Among the similarity-based methods that incorporate link weights, one latent assumption is that the weights quantify the similarities or affinities between nodes. In other words, larger weights indicate closer relationship between nodes. For example, in Celegans, the weight of a link stands for the number of synapses between a neuron pair. If two neurons have many synaptic contacts, we believe that they have a close relationship with each other. Therefore, the weights describe the similarities between nodes positively. Under this condition, from Eqs (1)–(3) and (16)–(18), it can be concluded that if larger weights are assigned on the links connecting the common neighbors to candidate node pairs, the higher probability of the existence of links can be achieved. In this way, such weights are positively correlated with the connection likelihoods of links. Therefore, the role of weak ties should be depressed, while the role of strong ties, on the contrary, need to be advocated. As a result, the role of weak ties in Celegans is as weak as indicated by the results in Table 2.

However, not all the weights of networks exhibit similarities between nodes. It dependents on the network background. Specifically, the weights may represent dissimilarities between nodes, such as differences or distances. For instance, the weights in a power system network may stand for the distances between power stations. If two stations are far away from each other, the probability of the existence of a link between them is small. Under this situation, the weights are negatively correlated with the similarities of node pairs, and ulteriorly, negatively correlated with the connection likelihoods of links. In this case, if we directly apply such weights in Eqs (1)–(3) or (16)–(18) for link prediction, the results are worse than their unweighted cases accordingly, and this phenomenon is elucidated as the effects of weak ties on link prediction in Ref. [24]. Hence, in order to provide more accurate predictions, we should emphasize the role of weak ties as in Eqs (4)–(6) and (19)–(21). Consequently, the “revised weights” contribute positively to the connection likelihood. In USAir, the weight of a link represents the traffic flow between two airports. It’s indicated that the role of weak ties is more significant than strong ties in this network. Given that most airports are local ones and only a few are hubs connecting different local airports, if two local airports have higher frequent flights to the same hub airport, then the probability of direct flight between these two local airports are lower. In this way, the weights of USAir are negatively correlated with the connection likelihoods of links. Consequently, the role of weak ties in such a network is emphasized as indicated in Table 2.
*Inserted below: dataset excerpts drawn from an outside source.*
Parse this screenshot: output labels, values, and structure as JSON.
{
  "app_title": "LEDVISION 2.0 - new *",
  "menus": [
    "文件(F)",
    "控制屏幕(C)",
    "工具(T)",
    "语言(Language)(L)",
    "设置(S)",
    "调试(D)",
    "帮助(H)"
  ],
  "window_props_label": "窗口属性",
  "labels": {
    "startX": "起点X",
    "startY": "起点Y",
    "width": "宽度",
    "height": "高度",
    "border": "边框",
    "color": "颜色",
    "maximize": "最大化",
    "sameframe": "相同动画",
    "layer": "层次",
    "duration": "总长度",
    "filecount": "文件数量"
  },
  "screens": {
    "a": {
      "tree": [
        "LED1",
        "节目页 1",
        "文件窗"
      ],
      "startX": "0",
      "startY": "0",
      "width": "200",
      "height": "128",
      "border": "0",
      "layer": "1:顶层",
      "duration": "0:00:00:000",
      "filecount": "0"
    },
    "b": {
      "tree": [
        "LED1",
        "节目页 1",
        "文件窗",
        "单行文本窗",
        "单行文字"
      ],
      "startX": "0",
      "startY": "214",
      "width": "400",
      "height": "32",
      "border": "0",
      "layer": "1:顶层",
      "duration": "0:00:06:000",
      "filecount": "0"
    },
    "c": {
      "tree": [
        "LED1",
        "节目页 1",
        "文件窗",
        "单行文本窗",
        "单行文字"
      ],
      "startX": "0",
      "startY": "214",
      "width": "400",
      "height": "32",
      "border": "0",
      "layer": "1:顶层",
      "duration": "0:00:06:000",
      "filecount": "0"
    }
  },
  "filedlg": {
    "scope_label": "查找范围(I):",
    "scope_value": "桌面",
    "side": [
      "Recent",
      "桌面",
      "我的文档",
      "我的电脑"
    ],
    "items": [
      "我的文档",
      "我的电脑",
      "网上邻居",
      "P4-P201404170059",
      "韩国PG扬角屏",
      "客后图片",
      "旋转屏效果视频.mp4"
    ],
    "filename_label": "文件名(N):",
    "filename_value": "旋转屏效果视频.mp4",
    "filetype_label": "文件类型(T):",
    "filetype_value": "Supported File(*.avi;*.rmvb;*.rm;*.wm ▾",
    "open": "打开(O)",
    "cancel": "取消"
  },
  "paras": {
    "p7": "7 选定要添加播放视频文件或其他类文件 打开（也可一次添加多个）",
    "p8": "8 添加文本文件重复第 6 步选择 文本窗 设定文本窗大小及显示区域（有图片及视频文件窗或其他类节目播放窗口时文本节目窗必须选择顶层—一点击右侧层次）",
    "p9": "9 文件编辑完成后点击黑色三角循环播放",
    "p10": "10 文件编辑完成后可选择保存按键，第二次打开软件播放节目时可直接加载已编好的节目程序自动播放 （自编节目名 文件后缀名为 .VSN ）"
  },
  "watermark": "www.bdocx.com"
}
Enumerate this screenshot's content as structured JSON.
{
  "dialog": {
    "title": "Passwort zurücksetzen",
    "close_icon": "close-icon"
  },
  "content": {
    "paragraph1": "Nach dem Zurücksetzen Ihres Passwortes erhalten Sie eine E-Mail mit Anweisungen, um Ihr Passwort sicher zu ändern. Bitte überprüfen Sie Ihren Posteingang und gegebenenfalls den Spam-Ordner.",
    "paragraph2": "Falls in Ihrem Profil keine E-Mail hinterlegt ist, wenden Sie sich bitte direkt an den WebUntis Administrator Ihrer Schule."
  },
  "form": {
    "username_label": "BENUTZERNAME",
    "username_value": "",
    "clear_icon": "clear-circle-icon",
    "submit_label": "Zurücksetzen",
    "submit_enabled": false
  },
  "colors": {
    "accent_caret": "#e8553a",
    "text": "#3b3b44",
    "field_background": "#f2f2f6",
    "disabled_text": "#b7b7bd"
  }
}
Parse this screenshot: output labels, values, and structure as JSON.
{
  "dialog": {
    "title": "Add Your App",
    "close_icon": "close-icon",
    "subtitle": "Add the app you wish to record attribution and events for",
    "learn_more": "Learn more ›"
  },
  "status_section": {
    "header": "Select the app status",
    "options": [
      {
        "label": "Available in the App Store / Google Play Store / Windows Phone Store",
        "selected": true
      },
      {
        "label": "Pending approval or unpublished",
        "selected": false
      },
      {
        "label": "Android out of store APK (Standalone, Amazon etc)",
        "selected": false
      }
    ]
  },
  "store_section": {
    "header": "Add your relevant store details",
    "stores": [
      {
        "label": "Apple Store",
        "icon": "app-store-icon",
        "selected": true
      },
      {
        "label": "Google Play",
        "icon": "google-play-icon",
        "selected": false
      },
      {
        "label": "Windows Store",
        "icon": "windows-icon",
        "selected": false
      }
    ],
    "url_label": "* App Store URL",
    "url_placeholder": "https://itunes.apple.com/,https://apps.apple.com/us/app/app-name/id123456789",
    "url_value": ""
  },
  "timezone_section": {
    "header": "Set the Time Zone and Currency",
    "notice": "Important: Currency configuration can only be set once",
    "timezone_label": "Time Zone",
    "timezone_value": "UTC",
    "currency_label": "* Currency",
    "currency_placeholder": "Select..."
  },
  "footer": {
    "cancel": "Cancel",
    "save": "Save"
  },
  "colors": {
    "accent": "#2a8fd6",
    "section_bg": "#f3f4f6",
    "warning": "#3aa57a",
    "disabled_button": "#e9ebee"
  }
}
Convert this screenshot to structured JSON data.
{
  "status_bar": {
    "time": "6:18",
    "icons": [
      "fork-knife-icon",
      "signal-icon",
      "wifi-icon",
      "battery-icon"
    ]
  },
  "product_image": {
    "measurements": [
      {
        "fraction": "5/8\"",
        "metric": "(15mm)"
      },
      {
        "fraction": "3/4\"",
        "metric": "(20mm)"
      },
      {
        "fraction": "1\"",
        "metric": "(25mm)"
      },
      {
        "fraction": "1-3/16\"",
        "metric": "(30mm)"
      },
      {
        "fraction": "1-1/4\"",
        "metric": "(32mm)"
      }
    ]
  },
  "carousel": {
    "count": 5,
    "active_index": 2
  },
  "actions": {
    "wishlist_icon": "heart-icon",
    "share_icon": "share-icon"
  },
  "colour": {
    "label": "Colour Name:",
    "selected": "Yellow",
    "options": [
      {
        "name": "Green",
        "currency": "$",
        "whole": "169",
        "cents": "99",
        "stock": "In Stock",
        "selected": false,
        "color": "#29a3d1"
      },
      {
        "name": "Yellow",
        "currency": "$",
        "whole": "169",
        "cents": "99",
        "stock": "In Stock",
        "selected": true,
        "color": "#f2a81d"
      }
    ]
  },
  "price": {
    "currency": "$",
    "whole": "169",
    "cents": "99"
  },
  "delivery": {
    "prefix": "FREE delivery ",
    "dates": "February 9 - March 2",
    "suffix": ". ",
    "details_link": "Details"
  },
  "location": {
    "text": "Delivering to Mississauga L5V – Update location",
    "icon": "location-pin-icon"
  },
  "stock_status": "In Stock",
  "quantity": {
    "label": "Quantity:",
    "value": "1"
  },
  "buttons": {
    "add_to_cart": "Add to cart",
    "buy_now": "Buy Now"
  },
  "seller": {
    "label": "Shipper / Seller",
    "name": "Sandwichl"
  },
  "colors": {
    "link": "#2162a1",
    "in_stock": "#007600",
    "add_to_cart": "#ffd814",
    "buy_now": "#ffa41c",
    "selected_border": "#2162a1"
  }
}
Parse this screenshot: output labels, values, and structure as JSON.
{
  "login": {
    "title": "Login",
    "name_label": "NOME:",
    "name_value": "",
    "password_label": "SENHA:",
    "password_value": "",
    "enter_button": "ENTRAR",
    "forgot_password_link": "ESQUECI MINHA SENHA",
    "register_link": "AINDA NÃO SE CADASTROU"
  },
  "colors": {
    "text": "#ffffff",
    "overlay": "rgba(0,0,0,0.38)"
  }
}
Altogether, if the weights are positively correlated with the similarities of node pairs, the role of weak ties is depressed. Otherwise, the role of weak ties should be advocated.

Moreover, our model can also be used to predict the weights of missing links, which is also a significant task of link prediction in weighted networks. If the weights have a positive correlation with the connection likelihoods of links, we can use our model to get a score for each link, and then use the positive correlation between weights and scores to predict the missing weights (such as the method proposed in Ref [33]). On the contrary, if the weights denote the dissimilarities between nodes, the parameter α employed in Eqs (4)–(6) and (19)–(21) attempts to “modify” the weights to obtain a positive correlation with the similarities between nodes. After this modification, the method proposed in Ref [33] can then be applied to predict the “revised” weight, and finally the original weight can be predicted.